A video posted Tuesday morning by senior Randy Vollrath, the movement’s founder, confirmed the movement was over and that T-shirt production is halted as they “work to address the issue.”
“Unfortunately, the Consent the D movement was cut short by forces outside of my control,” Vollrath said in the video statement. “Even though the Consent the D movement has ended, I challenge other DePaul students to take a stand and find a creative way to make a statement.”
Vollrath said, “Assuming the shirts go out, we will still be donating to Rape Victim Advocates,” but provided no further comment at this time.
According to the group’s ThreadMeUp page, they sold 74 T-shirts at $15.60 a piece totaling to about $1,154. Vollrath said 50 percent of the profits will be donated to Rape Victim Advocates, however, with production costs, Vollrath said they will send a check for about $307.84.
The movement stirred up conversation among students and others close to DePaul throughout the past week.
“We know there has been controversy, but we consider the movement a great success,” Vollrath said. “From the beginning we were fighting to create awareness of sexual violence and advocate for consent. Considering the attention and support the movement has received, we are happy to see more awareness and advocacy for the cause.”
Adina Babaian, a sophomore and member of DePaul Feminist Front, said she knew that the movement would come to an end and figured there would probably be a trademark issue with DePaul. Feminist Front was one of the groups on campus that was not happy with the movement.

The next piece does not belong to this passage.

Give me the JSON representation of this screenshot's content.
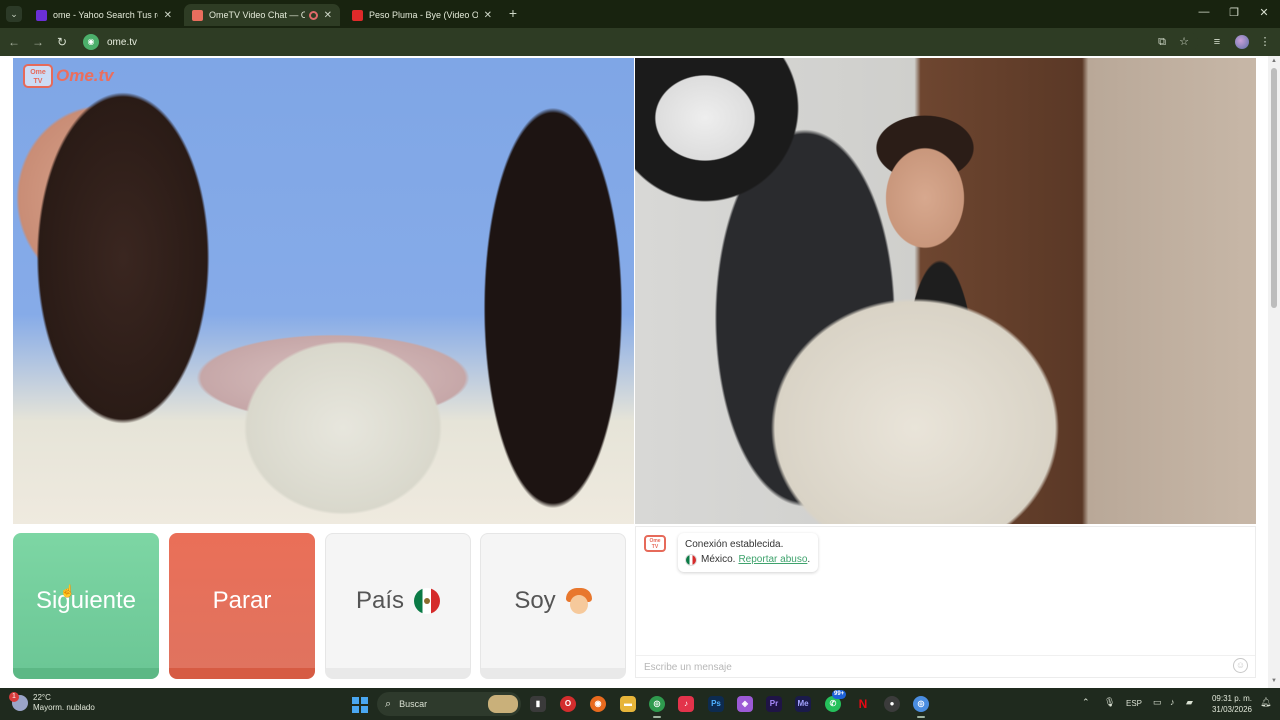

“We were upset that because this is an issue that groups on campus having been focusing on for so long,” Babaian said. “He had not reached out to the community and had not made any attempts to have discussions about the shirt. He clearly wasn’t educated on the issue and because he was male, it was automatically more praised because of his gender.”

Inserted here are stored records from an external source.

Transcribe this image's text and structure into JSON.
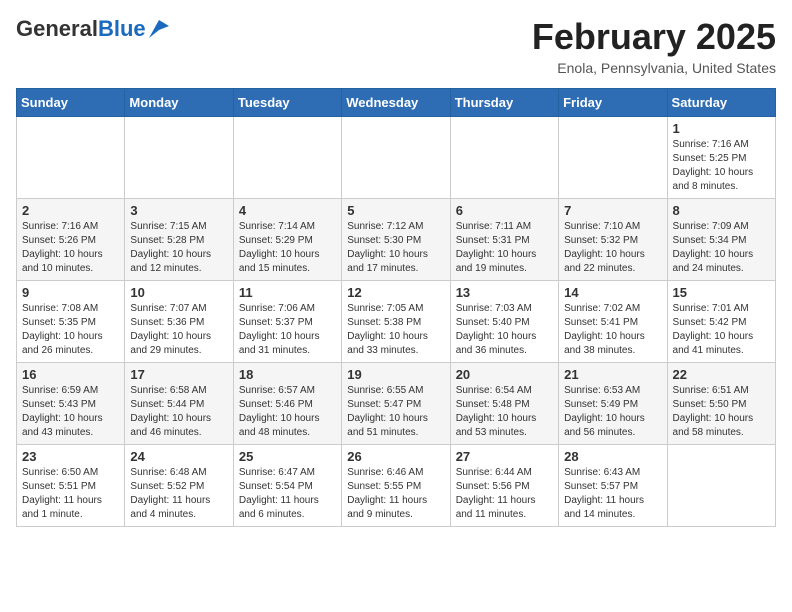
{
  "header": {
    "logo_general": "General",
    "logo_blue": "Blue",
    "month_title": "February 2025",
    "location": "Enola, Pennsylvania, United States"
  },
  "weekdays": [
    "Sunday",
    "Monday",
    "Tuesday",
    "Wednesday",
    "Thursday",
    "Friday",
    "Saturday"
  ],
  "weeks": [
    [
      {
        "day": "",
        "info": ""
      },
      {
        "day": "",
        "info": ""
      },
      {
        "day": "",
        "info": ""
      },
      {
        "day": "",
        "info": ""
      },
      {
        "day": "",
        "info": ""
      },
      {
        "day": "",
        "info": ""
      },
      {
        "day": "1",
        "info": "Sunrise: 7:16 AM\nSunset: 5:25 PM\nDaylight: 10 hours\nand 8 minutes."
      }
    ],
    [
      {
        "day": "2",
        "info": "Sunrise: 7:16 AM\nSunset: 5:26 PM\nDaylight: 10 hours\nand 10 minutes."
      },
      {
        "day": "3",
        "info": "Sunrise: 7:15 AM\nSunset: 5:28 PM\nDaylight: 10 hours\nand 12 minutes."
      },
      {
        "day": "4",
        "info": "Sunrise: 7:14 AM\nSunset: 5:29 PM\nDaylight: 10 hours\nand 15 minutes."
      },
      {
        "day": "5",
        "info": "Sunrise: 7:12 AM\nSunset: 5:30 PM\nDaylight: 10 hours\nand 17 minutes."
      },
      {
        "day": "6",
        "info": "Sunrise: 7:11 AM\nSunset: 5:31 PM\nDaylight: 10 hours\nand 19 minutes."
      },
      {
        "day": "7",
        "info": "Sunrise: 7:10 AM\nSunset: 5:32 PM\nDaylight: 10 hours\nand 22 minutes."
      },
      {
        "day": "8",
        "info": "Sunrise: 7:09 AM\nSunset: 5:34 PM\nDaylight: 10 hours\nand 24 minutes."
      }
    ],
    [
      {
        "day": "9",
        "info": "Sunrise: 7:08 AM\nSunset: 5:35 PM\nDaylight: 10 hours\nand 26 minutes."
      },
      {
        "day": "10",
        "info": "Sunrise: 7:07 AM\nSunset: 5:36 PM\nDaylight: 10 hours\nand 29 minutes."
      },
      {
        "day": "11",
        "info": "Sunrise: 7:06 AM\nSunset: 5:37 PM\nDaylight: 10 hours\nand 31 minutes."
      },
      {
        "day": "12",
        "info": "Sunrise: 7:05 AM\nSunset: 5:38 PM\nDaylight: 10 hours\nand 33 minutes."
      },
      {
        "day": "13",
        "info": "Sunrise: 7:03 AM\nSunset: 5:40 PM\nDaylight: 10 hours\nand 36 minutes."
      },
      {
        "day": "14",
        "info": "Sunrise: 7:02 AM\nSunset: 5:41 PM\nDaylight: 10 hours\nand 38 minutes."
      },
      {
        "day": "15",
        "info": "Sunrise: 7:01 AM\nSunset: 5:42 PM\nDaylight: 10 hours\nand 41 minutes."
      }
    ],
    [
      {
        "day": "16",
        "info": "Sunrise: 6:59 AM\nSunset: 5:43 PM\nDaylight: 10 hours\nand 43 minutes."
      },
      {
        "day": "17",
        "info": "Sunrise: 6:58 AM\nSunset: 5:44 PM\nDaylight: 10 hours\nand 46 minutes."
      },
      {
        "day": "18",
        "info": "Sunrise: 6:57 AM\nSunset: 5:46 PM\nDaylight: 10 hours\nand 48 minutes."
      },
      {
        "day": "19",
        "info": "Sunrise: 6:55 AM\nSunset: 5:47 PM\nDaylight: 10 hours\nand 51 minutes."
      },
      {
        "day": "20",
        "info": "Sunrise: 6:54 AM\nSunset: 5:48 PM\nDaylight: 10 hours\nand 53 minutes."
      },
      {
        "day": "21",
        "info": "Sunrise: 6:53 AM\nSunset: 5:49 PM\nDaylight: 10 hours\nand 56 minutes."
      },
      {
        "day": "22",
        "info": "Sunrise: 6:51 AM\nSunset: 5:50 PM\nDaylight: 10 hours\nand 58 minutes."
      }
    ],
    [
      {
        "day": "23",
        "info": "Sunrise: 6:50 AM\nSunset: 5:51 PM\nDaylight: 11 hours\nand 1 minute."
      },
      {
        "day": "24",
        "info": "Sunrise: 6:48 AM\nSunset: 5:52 PM\nDaylight: 11 hours\nand 4 minutes."
      },
      {
        "day": "25",
        "info": "Sunrise: 6:47 AM\nSunset: 5:54 PM\nDaylight: 11 hours\nand 6 minutes."
      },
      {
        "day": "26",
        "info": "Sunrise: 6:46 AM\nSunset: 5:55 PM\nDaylight: 11 hours\nand 9 minutes."
      },
      {
        "day": "27",
        "info": "Sunrise: 6:44 AM\nSunset: 5:56 PM\nDaylight: 11 hours\nand 11 minutes."
      },
      {
        "day": "28",
        "info": "Sunrise: 6:43 AM\nSunset: 5:57 PM\nDaylight: 11 hours\nand 14 minutes."
      },
      {
        "day": "",
        "info": ""
      }
    ]
  ]
}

Just last week, DePaul students from Feminist Front and Feminist Uprising to Resist Inequality and Exploitation participated in the “Carry That Weight” march in the Loop to show support for Columbia University student Emma Sulkowicz.

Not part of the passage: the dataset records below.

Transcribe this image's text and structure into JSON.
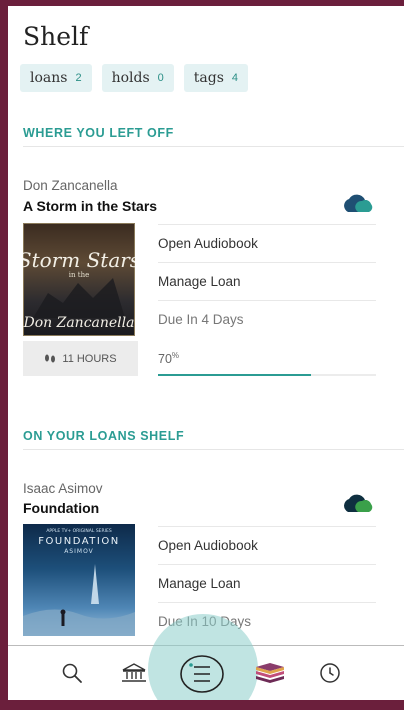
{
  "header": {
    "title": "Shelf"
  },
  "chips": [
    {
      "label": "loans",
      "count": "2"
    },
    {
      "label": "holds",
      "count": "0"
    },
    {
      "label": "tags",
      "count": "4"
    }
  ],
  "sections": {
    "left_off": "WHERE YOU LEFT OFF",
    "loans_shelf": "ON YOUR LOANS SHELF"
  },
  "book1": {
    "author": "Don Zancanella",
    "title": "A Storm in the Stars",
    "cover_title": "Storm Stars",
    "cover_sub": "in the",
    "cover_author": "Don Zancanella",
    "actions": [
      "Open Audiobook",
      "Manage Loan",
      "Due In 4 Days"
    ],
    "hours": "11 HOURS",
    "progress_label": "70",
    "progress_sup": "%",
    "progress": 0.7
  },
  "book2": {
    "author": "Isaac Asimov",
    "title": "Foundation",
    "cover_title": "FOUNDATION",
    "cover_author": "ASIMOV",
    "cover_top": "APPLE TV+ ORIGINAL SERIES",
    "actions": [
      "Open Audiobook",
      "Manage Loan",
      "Due In 10 Days"
    ]
  },
  "nav": [
    "search-icon",
    "library-icon",
    "menu-icon",
    "books-icon",
    "clock-icon"
  ],
  "colors": {
    "accent": "#2b9c93",
    "frame": "#6b1f3c",
    "chip_bg": "#e4f2f3"
  }
}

Although, in his video he was quick to acknowledge the work of other activists on campus while recognizing that “others feel differently about the T-shirts.”
“His response didn’t acknowledge why people thought Consent the D was a negative movement,” Babaian said. “(He) had been approached by activists on campus telling him that the shirts had triggered victims and survivors of sexual violence. And although he seemed to initially respect that, he was seen the next day wearing the shirt, which shows a direct disregard for the people they were supporting.”
However, within the DePaul community, Vollrath believed “the reference would be appreciated and the message would be clear.”
“The shirt’s design is a reference to the ‘Fear the D’ T-shirts that circulated a year and a half ago,” Vollrath said. “The word consent on our shirts was chosen intentionally because it unambiguously means ‘nothing happens without all participants agreeing.’”
Although, his video expressed hope for a continued conversation about sexual violence and awareness at DePaul.
“The movement has allowed me to witness the desire of many of my peers to take a stand,” Vollrath said. “This has been inspirational, it offers reason for hope with the cause.”
Correction: An earlier version of this article stated that Vollrath would donate about $577 to Rape Victim Advocates. However, they will donate 50 percent of the profits, which amounts to $307.84 pending if the shirts are still able to go out.